Happily single, Whoopi has been married three times, to Alvin Martin for six years; to cinematographer David Claessen for two; and to union organizer Lyle Trachtenberg for one year. By her own values, she had never loved the men she had married: “You have to really be committed, and I don’t have that commitment, I’m committed to my family.” Whoopi has also been romantically linked to some famous white actors, including Frank Langella and Tad Danson.  She has no plans to marry again: “Some people are not meant to be married, and I am one of them. I’m sure it is wonderful for lots of people, but not for me.”

Whoopi’s celebrity status has motivated her to move to Llewellyn Park, a neighborhood in West Orange, New Jersey, so that “I can walk outdoors freely, be outside in private.” Whoopi doesn’t watch much TV, but she is a voracious reader: “I really pick a lot of books based on their covers because an interesting cover will catch my attention and 97% percent of the time, they are the same, if the cover is interesting, the book is interesting.”  I look for what’s going to just take my mind away and allow me to go somewhere, with someone like John Wyndham’s Day of the Triffids. Or if I’m looking for just something that’ll make me laugh, I can go to Mark Twain. It really depends on the moment in the day that I decide I need something to take me away–to travel far away in my head.”

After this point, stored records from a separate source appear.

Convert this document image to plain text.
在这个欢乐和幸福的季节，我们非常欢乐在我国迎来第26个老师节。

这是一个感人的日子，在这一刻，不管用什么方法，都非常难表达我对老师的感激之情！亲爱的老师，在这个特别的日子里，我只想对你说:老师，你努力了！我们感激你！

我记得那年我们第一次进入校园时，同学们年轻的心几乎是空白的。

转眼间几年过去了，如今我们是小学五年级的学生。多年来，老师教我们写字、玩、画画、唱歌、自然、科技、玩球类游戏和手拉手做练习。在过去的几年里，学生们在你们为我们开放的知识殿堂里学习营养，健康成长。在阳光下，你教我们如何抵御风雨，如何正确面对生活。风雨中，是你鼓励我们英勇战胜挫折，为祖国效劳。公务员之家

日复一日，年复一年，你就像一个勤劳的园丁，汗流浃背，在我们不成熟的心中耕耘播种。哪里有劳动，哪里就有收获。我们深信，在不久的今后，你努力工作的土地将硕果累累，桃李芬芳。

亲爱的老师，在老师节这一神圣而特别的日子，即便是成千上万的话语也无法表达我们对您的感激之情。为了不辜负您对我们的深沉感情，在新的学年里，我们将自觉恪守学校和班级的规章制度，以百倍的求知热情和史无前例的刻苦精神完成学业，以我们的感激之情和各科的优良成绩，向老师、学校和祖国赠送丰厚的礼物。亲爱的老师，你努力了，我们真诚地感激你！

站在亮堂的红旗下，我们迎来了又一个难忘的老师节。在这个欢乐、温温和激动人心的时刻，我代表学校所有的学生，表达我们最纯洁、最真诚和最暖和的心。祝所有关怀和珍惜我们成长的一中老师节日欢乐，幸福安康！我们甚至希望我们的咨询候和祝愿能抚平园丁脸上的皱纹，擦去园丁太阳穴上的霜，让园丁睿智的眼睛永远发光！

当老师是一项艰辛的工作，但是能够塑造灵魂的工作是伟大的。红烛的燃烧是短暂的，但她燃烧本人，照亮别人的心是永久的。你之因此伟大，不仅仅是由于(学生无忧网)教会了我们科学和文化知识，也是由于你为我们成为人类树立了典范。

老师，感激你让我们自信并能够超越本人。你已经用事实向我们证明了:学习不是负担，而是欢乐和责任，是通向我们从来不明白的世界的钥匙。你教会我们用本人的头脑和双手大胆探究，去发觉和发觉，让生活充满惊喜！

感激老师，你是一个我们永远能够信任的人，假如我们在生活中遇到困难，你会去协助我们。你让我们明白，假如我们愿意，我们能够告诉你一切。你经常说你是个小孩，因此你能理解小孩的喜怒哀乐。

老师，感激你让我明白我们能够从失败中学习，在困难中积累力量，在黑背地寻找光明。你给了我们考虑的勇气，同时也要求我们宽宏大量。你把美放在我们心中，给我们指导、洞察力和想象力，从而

Meanwhile, she’s excited about the inventive forms of creativity: “Look at Taylor Swift who just released album that she put together while she was behind her doors with Covid-19.  people are finding new ways. Beyoncé’s just done the same thing. There’ve been all kinds of things happening on the internet and people sending things, creating things, YouTube.

She is optimistic that, “eventually, we will go back to normal, or semi-normal. Unfortunately you can’t open movie theaters, and you can’t start filming stuff, because not everybody’s on the same page. But it’s evolving, and once we  decide that this is how we have to bring the country back, people will start recognizing that the only way we’re going to get anything done is by cooperating. It’s going to be awhile, and we’re not really patient society or patient human beings, we like things to move quickly now, but we can’t.  Everybody must go back to pre-cellphone days, when everything was slower, more measured. We’ll figure it out, and for my part, I’d like to figure it out before too many people have to die.”